Despite the fact that a partial breakdown of a relay does not pose a significant threat to the vehicle’s on-board network (with the exception of the battery), it should not be ignored, since at any moment it can develop into a complete failure of the element.
Since the relay-regulator is the only element that prevents the battery from overcharging, many car enthusiasts, when they detect increased voltage in the on-board network, immediately replace this unit.
But installing a new regulator does not always help; often the problem remains. Naturally, suspicion in this case falls on the generator. This unit can actually overcharge in the event of a breakdown of the diode bridge or a break in the windings, or a breakdown of the armature to the housing.
READ ON THE TOPIC: Car generator voltage, normal at idle and under load.

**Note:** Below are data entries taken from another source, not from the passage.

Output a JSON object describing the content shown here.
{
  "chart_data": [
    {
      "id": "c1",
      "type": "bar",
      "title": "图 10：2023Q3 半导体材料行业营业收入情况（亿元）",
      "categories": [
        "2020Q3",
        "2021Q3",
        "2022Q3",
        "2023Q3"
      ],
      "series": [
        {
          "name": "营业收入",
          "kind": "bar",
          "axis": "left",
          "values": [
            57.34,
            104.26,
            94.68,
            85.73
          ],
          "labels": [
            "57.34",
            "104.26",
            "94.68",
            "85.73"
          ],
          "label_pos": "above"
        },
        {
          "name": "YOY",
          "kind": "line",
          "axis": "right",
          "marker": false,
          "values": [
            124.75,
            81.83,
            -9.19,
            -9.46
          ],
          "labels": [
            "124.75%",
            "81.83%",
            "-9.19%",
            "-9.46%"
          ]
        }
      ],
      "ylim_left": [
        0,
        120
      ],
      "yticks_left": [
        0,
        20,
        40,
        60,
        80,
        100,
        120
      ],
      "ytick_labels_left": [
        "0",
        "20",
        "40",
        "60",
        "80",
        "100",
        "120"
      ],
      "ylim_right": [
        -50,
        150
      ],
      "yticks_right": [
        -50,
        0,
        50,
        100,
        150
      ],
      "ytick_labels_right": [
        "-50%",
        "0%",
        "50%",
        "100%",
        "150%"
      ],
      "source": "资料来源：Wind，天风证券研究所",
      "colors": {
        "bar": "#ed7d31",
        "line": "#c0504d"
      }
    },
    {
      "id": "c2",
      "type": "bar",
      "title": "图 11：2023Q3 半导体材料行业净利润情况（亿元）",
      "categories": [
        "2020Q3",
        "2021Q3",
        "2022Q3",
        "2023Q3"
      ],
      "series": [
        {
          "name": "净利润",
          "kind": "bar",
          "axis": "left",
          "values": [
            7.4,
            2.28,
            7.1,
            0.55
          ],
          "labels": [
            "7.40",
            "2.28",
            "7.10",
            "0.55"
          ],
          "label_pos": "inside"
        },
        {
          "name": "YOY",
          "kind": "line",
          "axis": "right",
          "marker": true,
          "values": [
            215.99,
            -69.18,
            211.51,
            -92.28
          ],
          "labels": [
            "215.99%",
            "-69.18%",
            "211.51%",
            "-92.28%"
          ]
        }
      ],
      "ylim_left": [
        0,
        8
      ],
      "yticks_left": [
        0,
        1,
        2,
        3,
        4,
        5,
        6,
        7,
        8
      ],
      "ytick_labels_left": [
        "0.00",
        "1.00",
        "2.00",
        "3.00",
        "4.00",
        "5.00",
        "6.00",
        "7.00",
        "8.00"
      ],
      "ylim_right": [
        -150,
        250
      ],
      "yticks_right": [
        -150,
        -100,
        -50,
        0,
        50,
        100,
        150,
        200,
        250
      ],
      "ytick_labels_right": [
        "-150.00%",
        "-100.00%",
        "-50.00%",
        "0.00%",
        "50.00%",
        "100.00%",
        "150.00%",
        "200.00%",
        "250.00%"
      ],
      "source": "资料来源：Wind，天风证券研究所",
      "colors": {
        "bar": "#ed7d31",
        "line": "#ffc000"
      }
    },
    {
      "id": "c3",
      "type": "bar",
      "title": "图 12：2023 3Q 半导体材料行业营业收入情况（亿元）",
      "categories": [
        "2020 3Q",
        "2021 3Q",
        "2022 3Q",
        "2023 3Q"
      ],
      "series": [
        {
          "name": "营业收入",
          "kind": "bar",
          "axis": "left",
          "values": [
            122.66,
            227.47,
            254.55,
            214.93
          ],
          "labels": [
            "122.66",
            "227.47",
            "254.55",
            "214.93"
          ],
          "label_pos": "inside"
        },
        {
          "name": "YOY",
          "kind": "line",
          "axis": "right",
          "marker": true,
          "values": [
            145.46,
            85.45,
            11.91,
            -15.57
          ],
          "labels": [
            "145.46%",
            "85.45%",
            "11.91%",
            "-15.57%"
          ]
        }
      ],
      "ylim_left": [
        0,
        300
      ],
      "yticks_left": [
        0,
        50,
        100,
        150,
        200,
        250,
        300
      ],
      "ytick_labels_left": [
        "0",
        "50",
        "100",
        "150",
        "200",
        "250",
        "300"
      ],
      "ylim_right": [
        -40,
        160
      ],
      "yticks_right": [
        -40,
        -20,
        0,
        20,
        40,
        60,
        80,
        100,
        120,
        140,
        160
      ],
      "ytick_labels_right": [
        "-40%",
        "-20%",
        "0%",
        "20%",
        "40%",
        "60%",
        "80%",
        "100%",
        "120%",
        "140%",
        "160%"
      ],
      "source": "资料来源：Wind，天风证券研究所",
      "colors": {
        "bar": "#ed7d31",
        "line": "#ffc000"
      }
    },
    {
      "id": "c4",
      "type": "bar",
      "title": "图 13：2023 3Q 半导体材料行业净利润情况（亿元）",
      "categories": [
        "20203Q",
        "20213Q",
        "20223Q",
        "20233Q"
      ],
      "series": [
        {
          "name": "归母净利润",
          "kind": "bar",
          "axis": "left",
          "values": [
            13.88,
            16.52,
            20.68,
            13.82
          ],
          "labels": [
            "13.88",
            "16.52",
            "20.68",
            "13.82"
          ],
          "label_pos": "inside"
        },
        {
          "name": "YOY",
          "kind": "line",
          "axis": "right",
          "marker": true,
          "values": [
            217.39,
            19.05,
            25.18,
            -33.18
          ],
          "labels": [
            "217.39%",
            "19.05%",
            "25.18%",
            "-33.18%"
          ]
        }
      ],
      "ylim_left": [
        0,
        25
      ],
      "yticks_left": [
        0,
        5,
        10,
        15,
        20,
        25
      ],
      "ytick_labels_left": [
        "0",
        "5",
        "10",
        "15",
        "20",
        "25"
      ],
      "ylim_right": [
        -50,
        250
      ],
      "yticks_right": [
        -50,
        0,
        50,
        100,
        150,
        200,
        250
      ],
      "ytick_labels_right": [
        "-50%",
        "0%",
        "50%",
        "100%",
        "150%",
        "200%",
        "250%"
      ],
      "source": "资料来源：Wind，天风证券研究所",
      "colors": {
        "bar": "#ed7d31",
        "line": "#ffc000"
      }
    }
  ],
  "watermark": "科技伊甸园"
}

But if replacing the regulator relay does not help, you should not immediately change or send the generator for repair.
IMPORTANT: Often the reason for overcharging the battery lies in poor contact of the wiring of the battery charging system circuit (described above).
The reason is very simple: at the point where the contacts are oxidized, resistance arises, which the relay-regulator “perceives” as a load in the on-board network. For example, this can happen in the fuse box.
To compensate for it and prevent a drop in voltage, the regulator begins to “pass” large values, resulting in an increased voltage being supplied to the battery.
Therefore, when looking for the cause of battery overcharging, you should first check:
- Relay regulator.
- Charging system circuit (all connections).
- Fuse.
And only after that remove and diagnose the generator.